I really must say something here. There are many ways of looking at pi only
one of which has anything to do with the circumference of a circle. It is
an absolutely fundamental thing popping up in areas as diverse as statistics
and electrical circuit analysis. It is part of one of the most famous
equations in mathematics e^ipi = 1
> Similarly, sine, cosine, tangent, and cotangent are
> meaningless without the imaginary straight line.
Rubbish - they can for example be motivated as solutions to differential
equations.
> Differential calculus
> is based on the slope of the tangent.
Differential calculus is based on the concept of limit - read a book on
analysis.
> If you use calculus, you are
> using the straight line.
Rubbish.
> A curved line is defined by its deviation
> from the imaginary straight line.
Your point being?
> A circle is defined by a point on a
> revolving straight line. Without straight lines there can be no
> coordinate system, no reference frame. Throw away the straight line
> and all mathematics in physics is meaningless.

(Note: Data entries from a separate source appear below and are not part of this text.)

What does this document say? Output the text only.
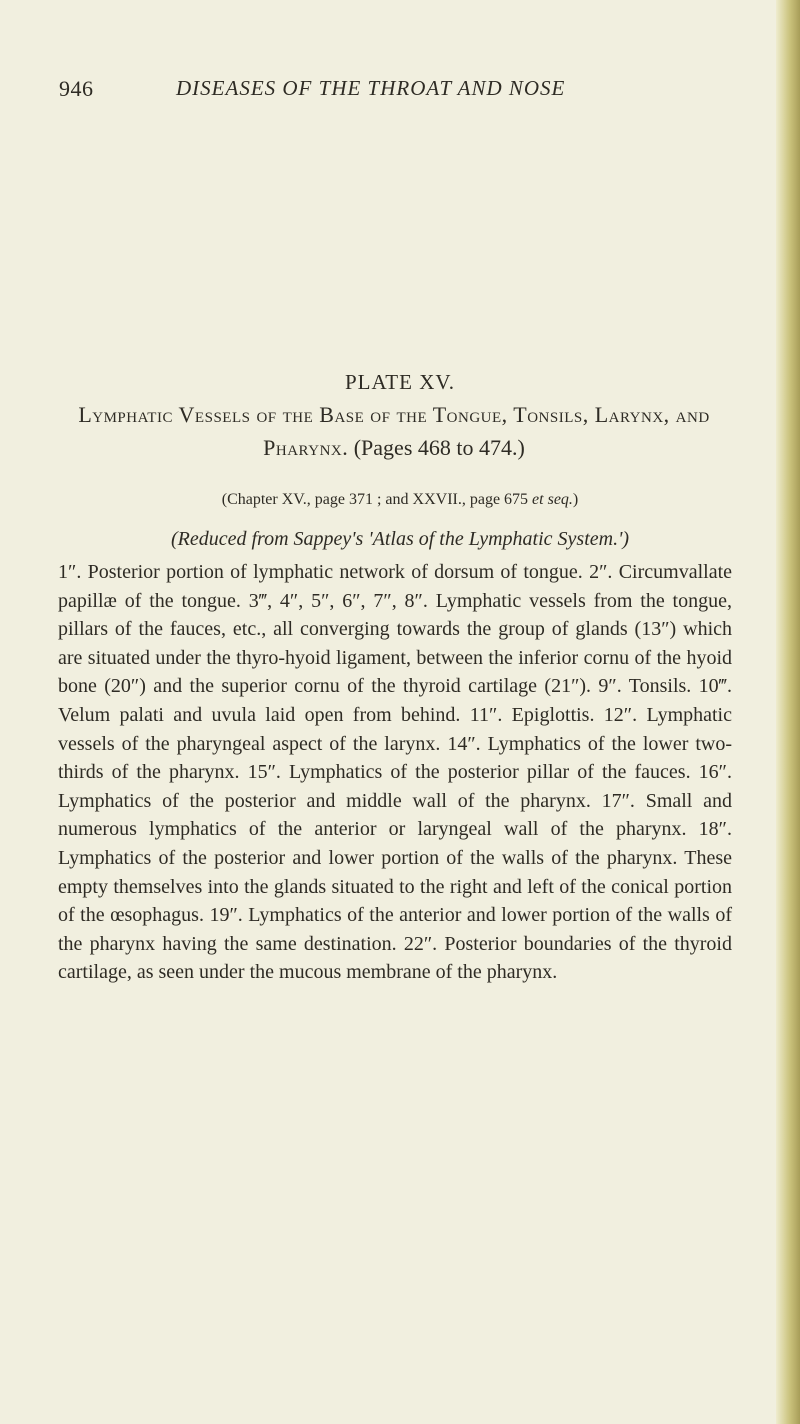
946	DISEASES OF THE THROAT AND NOSE
PLATE XV.
Lymphatic Vessels of the Base of the Tongue, Tonsils, Larynx, and Pharynx. (Pages 468 to 474.)
(Chapter XV., page 371 ; and XXVII., page 675 et seq.)
(Reduced from Sappey's 'Atlas of the Lymphatic System.')
1″. Posterior portion of lymphatic network of dorsum of tongue. 2″. Circumvallate papillæ of the tongue. 3‴, 4″, 5″, 6″, 7″, 8″. Lymphatic vessels from the tongue, pillars of the fauces, etc., all converging towards the group of glands (13″) which are situated under the thyro-hyoid ligament, between the inferior cornu of the hyoid bone (20″) and the superior cornu of the thyroid cartilage (21″). 9″. Tonsils. 10‴. Velum palati and uvula laid open from behind. 11″. Epiglottis. 12″. Lymphatic vessels of the pharyngeal aspect of the larynx. 14″. Lymphatics of the lower two-thirds of the pharynx. 15″. Lymphatics of the posterior pillar of the fauces. 16″. Lymphatics of the posterior and middle wall of the pharynx. 17″. Small and numerous lymphatics of the anterior or laryngeal wall of the pharynx. 18″. Lymphatics of the posterior and lower portion of the walls of the pharynx. These empty themselves into the glands situated to the right and left of the conical portion of the œsophagus. 19″. Lymphatics of the anterior and lower portion of the walls of the pharynx having the same destination. 22″. Posterior boundaries of the thyroid cartilage, as seen under the mucous membrane of the pharynx.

You are confused between geometrical motivations and abstract mathematics -
read a book on linear algebra. Or even just consider the relation of say
the use of Hilbert space in QM with it complex numbers and countable
infinite dimension then try and relate that to the concept of straight line.
>
>
> >
> > > They went perfectly straight and true, right through anything and
> > everything,
> > > including the earth, the sun and the stars--they even went straight
> > > through "curved space."
> >
> > Euclid provided 5 "postulates" and 5 "common notions". The first
> > postulate stated that it is possible to draw a straight line from any
> > point to any point. But Euclid makes clear that while his "common
> > notions" apply to all the practical sciences, his postulates only
> > apply to geometry, not to any of the practical sciences. Also, you are
> > apparently not aware that Euclid devoted Books XI, XII, and XIII to
> > solid geometry and the method of exhaustions. Euclid defined spheres,
> > cones, cylinders, and generally curvilinear figures for which in Book
> > II he developed theorems for not only volumes but also for areas.

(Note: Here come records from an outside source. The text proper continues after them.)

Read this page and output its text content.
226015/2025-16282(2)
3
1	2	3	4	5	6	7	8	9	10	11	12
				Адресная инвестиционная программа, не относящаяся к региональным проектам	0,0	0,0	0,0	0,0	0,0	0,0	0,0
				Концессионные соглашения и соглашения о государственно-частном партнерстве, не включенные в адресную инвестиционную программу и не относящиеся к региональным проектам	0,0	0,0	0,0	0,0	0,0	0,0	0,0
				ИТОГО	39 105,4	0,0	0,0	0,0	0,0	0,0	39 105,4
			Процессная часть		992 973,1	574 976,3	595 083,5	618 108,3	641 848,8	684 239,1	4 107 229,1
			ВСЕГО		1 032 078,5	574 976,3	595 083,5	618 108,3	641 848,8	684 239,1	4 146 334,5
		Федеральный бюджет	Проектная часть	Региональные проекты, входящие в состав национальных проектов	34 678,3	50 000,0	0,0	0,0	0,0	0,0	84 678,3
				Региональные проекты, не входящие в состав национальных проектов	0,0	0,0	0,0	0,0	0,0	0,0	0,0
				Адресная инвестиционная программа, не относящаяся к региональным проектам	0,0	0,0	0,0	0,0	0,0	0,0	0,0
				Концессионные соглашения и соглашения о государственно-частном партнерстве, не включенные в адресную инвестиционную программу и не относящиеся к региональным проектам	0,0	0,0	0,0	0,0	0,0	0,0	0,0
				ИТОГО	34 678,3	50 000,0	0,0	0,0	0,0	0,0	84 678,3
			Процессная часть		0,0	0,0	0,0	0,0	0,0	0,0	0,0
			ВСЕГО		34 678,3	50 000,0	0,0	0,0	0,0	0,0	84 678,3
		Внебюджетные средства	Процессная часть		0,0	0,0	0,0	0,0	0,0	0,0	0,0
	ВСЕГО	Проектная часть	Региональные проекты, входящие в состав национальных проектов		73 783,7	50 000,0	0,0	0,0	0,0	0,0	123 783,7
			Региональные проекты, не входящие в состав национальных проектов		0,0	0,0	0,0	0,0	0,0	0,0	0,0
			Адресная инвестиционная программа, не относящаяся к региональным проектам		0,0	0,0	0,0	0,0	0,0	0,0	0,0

> > Archimedes wrote extensively, in his work On the Sphere and Cylinder,
> > and elsewhere, on determining the surface area of curvilinear figures
> > such as the sphere. Can you not see that curved lines on the surface
> > of a sphere were basic elements to Greek geometry and for the
> > centuries that followed? This is LONG before non-Euclidean geometry.
>
> And all of it--every single bit of it--was based on the imaginary
> straight line. Spheres, cones, cylinders, parabolas, hyperbolas, are
> defined and measured by the straight line.

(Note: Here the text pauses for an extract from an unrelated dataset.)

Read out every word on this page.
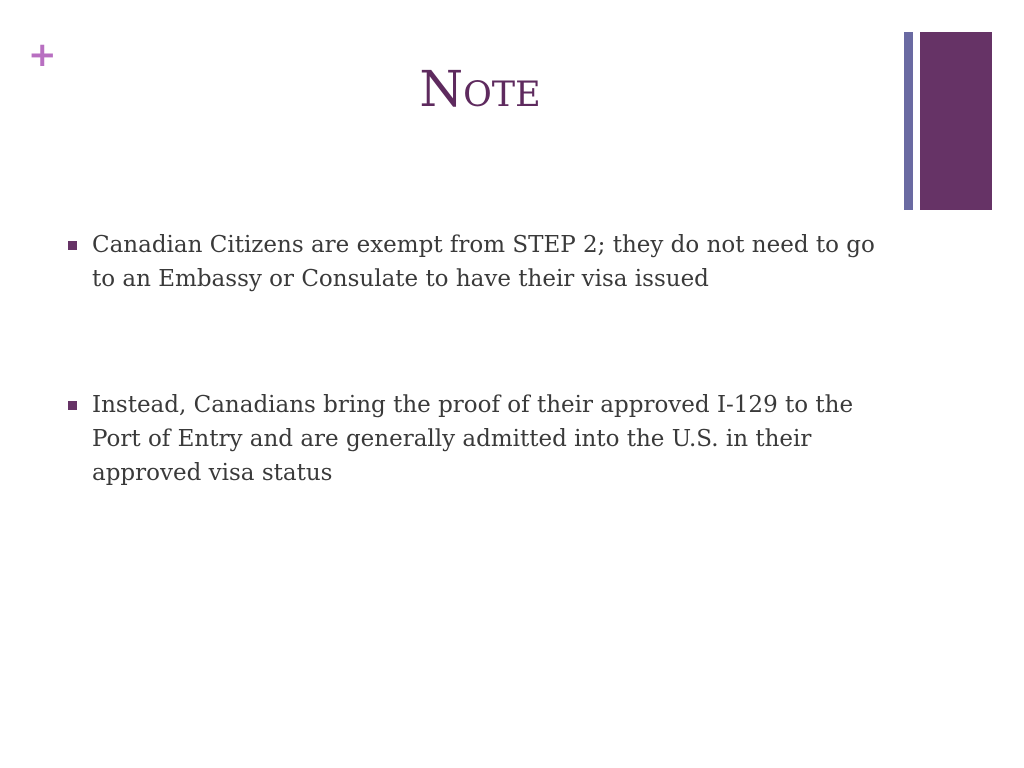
+
Note
Canadian Citizens are exempt from STEP 2; they do not need to go to an Embassy or Consulate to have their visa issued
Instead, Canadians bring the proof of their approved I-129 to the Port of Entry and are generally admitted into the U.S. in their approved visa status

There is somthing else in goemetry besides lines - they are callled points.
>
>
> >
> > > Einstein thought of Euclidian lines as
> > > "rigid
> > > rods" or "rigid bodies." It was a stupid assertion, one that would
> > > have drawn an "F" on any highschool geometry exam.
> >
> > Leonard, not only do you not understand the geometry that Einstein
> > used in general relativity, you do not even understand the geometry
> > that you think you endorse. Doesn't it embarrass you, even a little,
> > to say such silly and clueless things as you do?
>
> That's the standard reply whenever someone points out some
> Einsteinian stupidity: the claim is that Einstein's genius is just too
> deep for normal people to understand. Well, have you ever read
> anything by Einstein? I mean something he himself wrote, not the reams
> of apologetics flowing out of the netherworld of relativity. Einstein
> wrote that geometric straight lines are really the same as little
> rigid rods.
Enstein wrote that litle ridged rods can be modelled by little straight
lines.
> You may think of that as pure genius, but any high school
> geometry teacher would have made Einstein retake the course.
And was that the reason that at 16 years of age he had a letter from his
math teacher attesting his mathmeatics was already of unversity calber?